Posverdad es una palabra ideológica que entronizó el Diccionario de Oxford en 2016 para atacar de un tirón al Brexit y justificar la victoria de Trump echando la mierda encima de los medios de comunicación. En el fondo, desde el principio era un neologismo que pretendía plantar en la raíz de una democracia no compartida el prejuicio de la perenne mentira. No niego que detrás del Brexit y de la victoria de Trump haya mentiras así de grandes. Lo que digo es que las mentiras se han convertido en el hilo conductor del guion de una política impregnada de populismo. En 2016 y, con más fuerza, en pleno 2020 y después de una pandemia vírica donde el mal gobierno ha sido la tónica general.
En cuatro años, la posverdad ha ido engordando en los gabinetes políticos internacionales. En el caso de los partidos políticos ya es un modus operandi sin problemas de conciencia. En el caso de los partidos populistas de izquierda y de derecha radical es el bastidor de cada estrategia.

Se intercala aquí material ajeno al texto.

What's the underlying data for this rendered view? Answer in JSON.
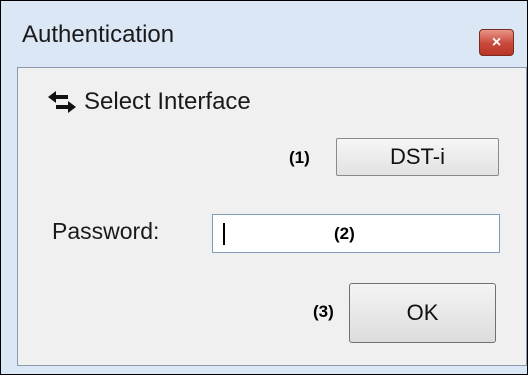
{
  "window": {
    "title": "Authentication",
    "close_glyph": "×"
  },
  "section": {
    "icon": "swap-arrows-icon",
    "label": "Select Interface"
  },
  "interface_button": {
    "marker": "(1)",
    "label": "DST-i"
  },
  "password": {
    "label": "Password:",
    "value": "",
    "marker": "(2)"
  },
  "ok_button": {
    "marker": "(3)",
    "label": "OK"
  },
  "colors": {
    "titlebar": "#dbe7f4",
    "client": "#f0f0f0",
    "close_button": "#c8483a",
    "input_border": "#7f9db9"
  }
}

Los ciudadanos hemos aprendido a sufrir la política sorteando la posverdad y ya no nos creemos ni las verdades. Hemos aprendido a sobrevivir entre una pandemia de políticos mediocres adictos a la destrucción. Pero también hemos caído en el juego sectario de pensar que el partido al que votamos con la nariz tapada es una extensión de nuestra esencia. Hemos caído en la trampa de radicalizarnos en nuestras casas. Hemos caído en la tentación de hacernos hooligans de barrio defendiendo a unos políticos que nos usan como guantes de nitrilo para excusar su tremenda incapacidad de gobernar con hechos.

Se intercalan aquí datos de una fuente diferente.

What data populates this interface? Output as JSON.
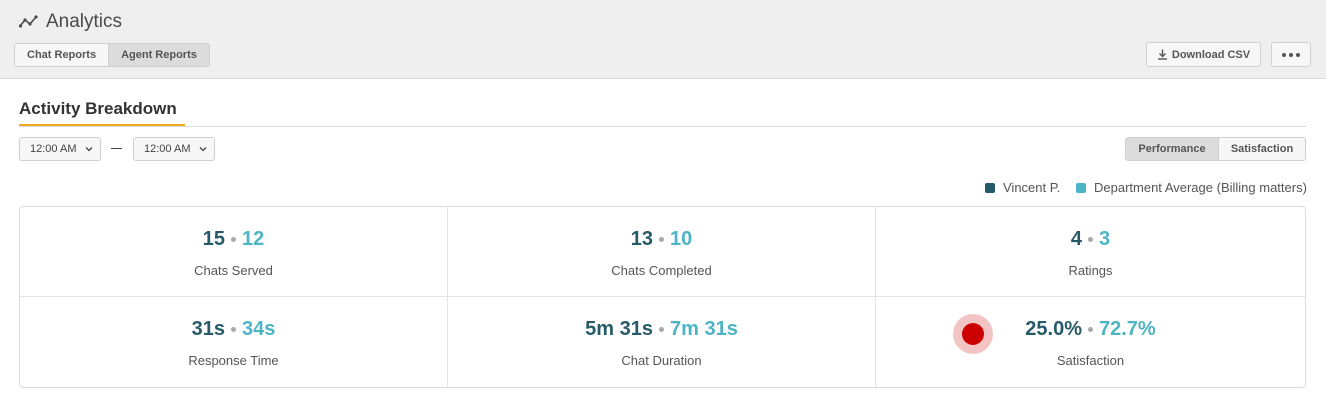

La posverdad ha derivado en qué-más-dad, porque el arte de empotrar mentiras en el discurso político con la máxima impunidad está en la edad de oro de la desvergüenza. No llueve, nos mean desde el balcón de los privilegios. No nieva, son copos de gapos congelados por la frialdad de unos servidores públicos aburguesados. No truena, son ruidos de la ultraderecha o de la ultraizquierda que buscan desgastar lo que está más tísico que el futuro de nuestras sociedades.
Qué-más-da todo. Una mentira en sede parlamentaria es una bengala de ingenio. Un bulo oficial es el axioma del argumentario. La ética política ha sido prostituida con alevosía por enfermos del vicio. Y detrás de todo este lupanar de política ficción se calienta una sociedad sin trabajo, sin derecho a quejarse, con miedo a que pinten en las jambas de su puerta: aquí vive un facha de manual.

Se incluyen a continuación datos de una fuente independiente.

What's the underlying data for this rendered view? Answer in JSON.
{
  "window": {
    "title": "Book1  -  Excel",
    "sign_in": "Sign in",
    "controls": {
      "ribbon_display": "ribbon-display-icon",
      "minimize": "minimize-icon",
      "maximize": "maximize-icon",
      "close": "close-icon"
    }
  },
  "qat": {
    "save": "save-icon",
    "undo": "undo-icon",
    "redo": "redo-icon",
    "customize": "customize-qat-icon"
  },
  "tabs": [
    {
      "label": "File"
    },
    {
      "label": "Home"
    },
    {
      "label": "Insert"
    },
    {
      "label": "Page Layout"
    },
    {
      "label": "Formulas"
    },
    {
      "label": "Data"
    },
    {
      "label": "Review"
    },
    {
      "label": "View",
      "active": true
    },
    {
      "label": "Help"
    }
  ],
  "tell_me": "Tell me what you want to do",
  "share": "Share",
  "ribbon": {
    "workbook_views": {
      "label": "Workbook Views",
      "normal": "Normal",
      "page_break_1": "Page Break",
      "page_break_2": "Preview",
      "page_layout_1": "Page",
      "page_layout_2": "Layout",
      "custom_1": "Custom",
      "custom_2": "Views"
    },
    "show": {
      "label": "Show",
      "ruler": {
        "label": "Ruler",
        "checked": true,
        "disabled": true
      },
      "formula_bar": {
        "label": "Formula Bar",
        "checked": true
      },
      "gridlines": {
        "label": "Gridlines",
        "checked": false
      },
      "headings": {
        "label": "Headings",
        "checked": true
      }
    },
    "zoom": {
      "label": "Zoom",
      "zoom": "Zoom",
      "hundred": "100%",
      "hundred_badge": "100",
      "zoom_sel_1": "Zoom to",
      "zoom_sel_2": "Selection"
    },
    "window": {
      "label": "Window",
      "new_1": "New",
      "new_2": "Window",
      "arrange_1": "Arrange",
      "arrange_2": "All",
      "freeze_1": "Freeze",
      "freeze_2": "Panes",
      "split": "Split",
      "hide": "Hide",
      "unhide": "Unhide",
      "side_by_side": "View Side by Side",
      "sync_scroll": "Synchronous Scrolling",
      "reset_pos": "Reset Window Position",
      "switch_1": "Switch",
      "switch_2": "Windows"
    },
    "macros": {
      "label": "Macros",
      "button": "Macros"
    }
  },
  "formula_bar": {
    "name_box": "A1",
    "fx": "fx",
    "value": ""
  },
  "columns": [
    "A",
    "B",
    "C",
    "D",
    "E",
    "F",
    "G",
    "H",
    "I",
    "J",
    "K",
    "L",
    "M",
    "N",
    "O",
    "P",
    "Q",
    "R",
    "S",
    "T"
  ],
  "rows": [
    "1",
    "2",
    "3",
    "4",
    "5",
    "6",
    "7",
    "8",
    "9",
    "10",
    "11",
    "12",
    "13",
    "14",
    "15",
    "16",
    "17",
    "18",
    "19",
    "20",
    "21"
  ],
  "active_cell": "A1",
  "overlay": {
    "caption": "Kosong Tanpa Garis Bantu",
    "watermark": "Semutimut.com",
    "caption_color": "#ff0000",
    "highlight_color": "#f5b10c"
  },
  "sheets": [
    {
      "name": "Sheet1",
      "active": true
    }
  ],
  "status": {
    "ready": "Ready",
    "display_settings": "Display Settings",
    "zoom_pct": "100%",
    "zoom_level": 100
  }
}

Qué-más-da en boca de la portavoz del Gobierno. Qué-más-da en los ojos de un ministro acosado por un pronto de soberbia, que se nota en los ojos. Qué-más-da en una oposición que escupe «terrorista» y un Gobierno que pide a muchos miles de españoles que cierren al salir, porque este país es solo para quienes se han tatuado mi cara en los alrededores del pecho de lata. Qué-más-da la calle. Qué-más-dan los profesionales sanitarios que se han dejado la piel hasta las llagas de flagelo. Qué-más-da poner una multa social a la Guardia Civil, un Cuerpo maltratado por niñatos que juegan a ser políticos quemando nuestras instituciones.
Qué-más-da mentir a los medios, sortear sus preguntas, amenazar sus principios profesionales -los que los mantengan-, arruinar su veracidad con un tuit maquiavélico, insultarlos en abierto, empalar en plaza pública la libertad de expresión metiéndole un troyano de ética sin ética por donde cagan el alpiste las palomas. La triste levedad del odio palpitante es el motor que destruye la honestidad hasta convertirla en el mínimo común múltiplo en peligro de extinción.
Qué-más-da todo. Qué-más-da que votemos. Qué-más-dan estos partidos políticos envejecidos de ombliguismo barato, oportunistas, simples, ególatras, dañinos. Qué-más-da una justicia acosada sin rubor. Qué-más-da que nos escupan en Moncloa si, al fin y al cabo, Moncloa es el templo. Hemos sacado a Dios de las calles para convertir en dioses sin escrúpulos a unos políticos chacales. Qué-más-da si ha merecido la pena la idolatría.
Es injusto quemar a granel. Lo sé. En esta tierra quemada a conciencia hay excepciones de mujeres y hombres grandes. Es injusto no admitir que detrás de los buenos y de los malos -el fin desentraña a las personas- hay muchas horas de trabajo, muchas noches sin dormir. Efectivamente.
Hay gente que se agota levantando muros, incendiando vergeles e inundando de barro las esperanzas que nos quedan. Nada más triste que apostar la vida entera a correr en dirección suicida. Qué-más-da si en el camino hacia el fondo arrastran a una sociedad ejemplar en la pandemia, pero inmadura para tratarse de este síndrome de Estocolmo.